The story continues from link (Part 1)
I had already been tired and sad. Now, I was also feeling wronged.
The Dangers of Burnout
It meant that heart attacks stopped being exciting. I started to resent them as they now caused me to suffer. I have nowhere else to refer the patient, or the specialty doctors criticized me.
They mistreated me, perhaps because of a lack of trust, or they too were damaged by the system. Maybe it was about payments and expenses. I did not know, but the effort of constant fighting was exhausting.
The system hit me hard. It was clear: irritation, stress, discontent, three quarrels with my team and my superiors in one week. I was burned out. That was putting my good work at risk.

I felt like everything I was doing was meaningless. I aspired to become the best possible doctor through studying, traveling and sharing, but I always returned to the conditions that made me feel that all was in vain. My stagnant environment was full of burnout people, unjust deaths and endless problems regarding insufficient resources versus higher and higher demand.
That saddest thing in medicine is a doctor without hope.
I felt that each patient brought more pain than joy, even when we had excellent outcomes. It made me sick. I felt like I had unlearned hope. To make matters worse, I could not contain these emotions.
One day a patient asked me, “Am I going to die, doctor?”
I had just seen the results. It suggested cancer, but what would happen now? We wanted an expert to lead him, necessitating an evaluation by the oncologist. Still, the oncologist would not see the patient until the biopsy result, despite the imaging strongly suggested cancer. That meant we had to ask the general surgeon to do the biopsy, but in return, he asked us to refer the patient to another surgical specialty, based on the location of the tumor. So we tried, but this type of specialist did not serve in our region.
The patient’s and our growing stress and conflict eventually led the general surgeon to do the biopsy, but the patient had to wait 30 to 45 more days for the result. Only then, he would be able to go back to the oncologist. When he did, tho oncologist asked us for phenotyping. One more week passed until we finally get the patient to oncology, only to be declared too sick for treatment.

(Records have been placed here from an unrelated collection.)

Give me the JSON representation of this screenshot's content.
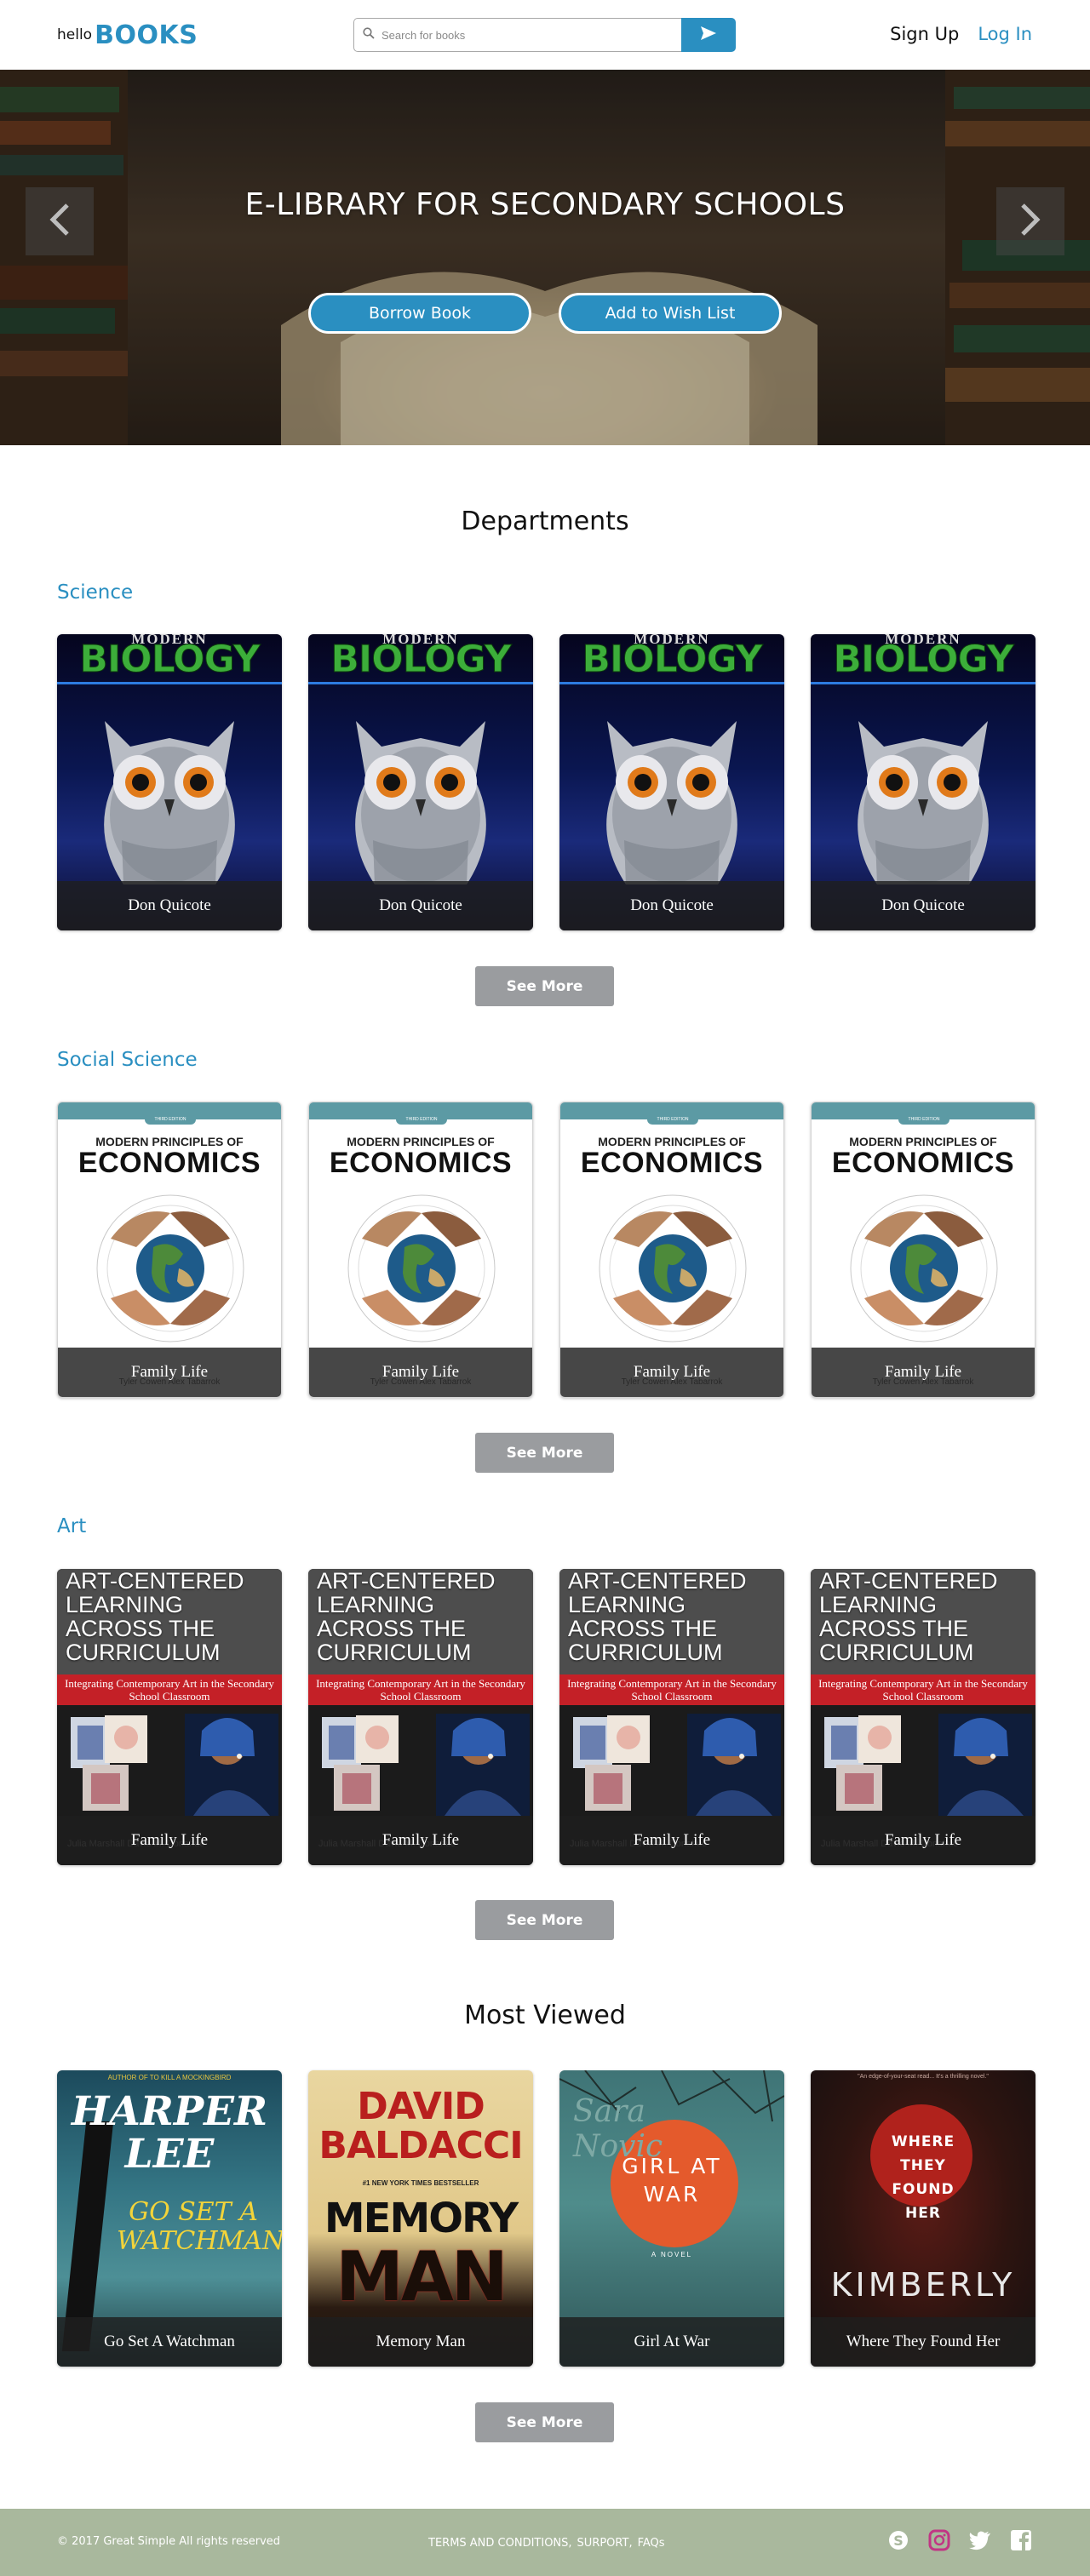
{
  "header": {
    "logo_small": "hello",
    "logo_big": "BOOKS",
    "search_placeholder": "Search for books",
    "signup": "Sign Up",
    "login": "Log In"
  },
  "hero": {
    "title": "E-LIBRARY FOR SECONDARY SCHOOLS",
    "borrow": "Borrow Book",
    "wish": "Add to Wish List"
  },
  "departments": {
    "heading": "Departments",
    "see_more": "See More",
    "sections": [
      {
        "name": "Science",
        "cover_type": "biology",
        "cover_text": {
          "top": "MODERN",
          "word": "BIOLOGY"
        },
        "books": [
          "Don Quicote",
          "Don Quicote",
          "Don Quicote",
          "Don Quicote"
        ]
      },
      {
        "name": "Social Science",
        "cover_type": "economics",
        "cover_text": {
          "edition": "THIRD EDITION",
          "line1": "MODERN PRINCIPLES OF",
          "line2": "ECONOMICS",
          "authors": "Tyler Cowen  Alex Tabarrok"
        },
        "books": [
          "Family Life",
          "Family Life",
          "Family Life",
          "Family Life"
        ]
      },
      {
        "name": "Art",
        "cover_type": "art",
        "cover_text": {
          "title": "ART-CENTERED LEARNING ACROSS THE CURRICULUM",
          "subtitle": "Integrating Contemporary Art in the Secondary School Classroom",
          "authors": "Julia Marshall  David M. Donahue"
        },
        "books": [
          "Family Life",
          "Family Life",
          "Family Life",
          "Family Life"
        ]
      }
    ]
  },
  "most_viewed": {
    "heading": "Most Viewed",
    "see_more": "See More",
    "books": [
      {
        "caption": "Go Set A Watchman",
        "c1": "HARPER LEE",
        "c2": "GO SET A WATCHMAN",
        "c3": "AUTHOR OF TO KILL A MOCKINGBIRD"
      },
      {
        "caption": "Memory Man",
        "c1": "DAVID BALDACCI",
        "c2": "MEMORY",
        "c3": "MAN",
        "c4": "#1 NEW YORK TIMES BESTSELLER"
      },
      {
        "caption": "Girl At War",
        "c1": "GIRL AT WAR",
        "c2": "A NOVEL",
        "c3": "Sara Novic"
      },
      {
        "caption": "Where They Found Her",
        "c1": "WHERE THEY FOUND HER",
        "c2": "KIMBERLY",
        "c3": "\"An edge-of-your-seat read... It's a thrilling novel.\""
      }
    ]
  },
  "footer": {
    "copyright": "© 2017 Great Simple All rights reserved",
    "link1": "TERMS AND CONDITIONS,",
    "link2": "SURPORT,",
    "link3": "FAQs",
    "social": [
      "skype-icon",
      "instagram-icon",
      "twitter-icon",
      "facebook-icon"
    ]
  },
  "colors": {
    "accent": "#2a8fc1",
    "footer": "#a9b89d",
    "button_gray": "#9a9c9f"
  }
}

I had experienced this so many times before. Meanwhile, patients were getting more sick, and repeatedly ended up in the emergency department, sometimes got admitted, only to treat infections or pain. In the end, they were sent by the internist to die in our emergency room. They could not do end-of-life care properly. I frequently talked to an enraged family, not because of cancer, but because they were led to believe there was a chance of treatment.
My opinion is that the problem wasn’t lying to the patient about cure cancer, but how often the system don’t even give them this chance of a fight, lying about a chance to treat, but in really being just harmful for everybody because disorganization, corruption, and for didn’t care.
We do not cure death. Ever.
Sometimes we can prolong life. We hope for a good life with meaning, so that they can enjoy some more years, months, weeks or days of celebration, and prepare their wishes for a decent death with their family.
My opinion is that this realization is important not only when we talk about cancer, but any condition, even like a heart attack. We do not cure death, ever.
Coming back to that new patient, the words and the questions bounced in my head:
– Am I going to die, doctor?
– Don’t think about it now. We will take care of you.
I don’t know what the patient saw in me. To me, It felt like lying. When I said we would do our best, it wasn’t me but the system lying. Even if we as emergency physicians or I as an individual did everything possible, I felt the system didn’t care. I knew the system could do better. What could I say when I knew that the journey I want for my patients is so unachievable in the system I work in. I no longer knew what to say under these circumstances, and I felt the patient recognized that in my soul.
I felt hurt, guilty, beaten, and bitter.
That saddest thing in medicine is a doctor without hope.
I never thought this could happen to me. Not with me! How could this happen to me? I was in love with Emergency Medicine! Wasn’t I?
I’d said a billion times how I loved Emergency Medicine and didn’t know how to live without it. I’d shared my passion, convincing others that Emergency Medicine was the answer. Now, it felt like Emergency Medicine was killing me. And worst, I felt that I was not doing good for my patients as my lies were hurting them.
I must take a deep breath. I must ask for help. ...to be continued...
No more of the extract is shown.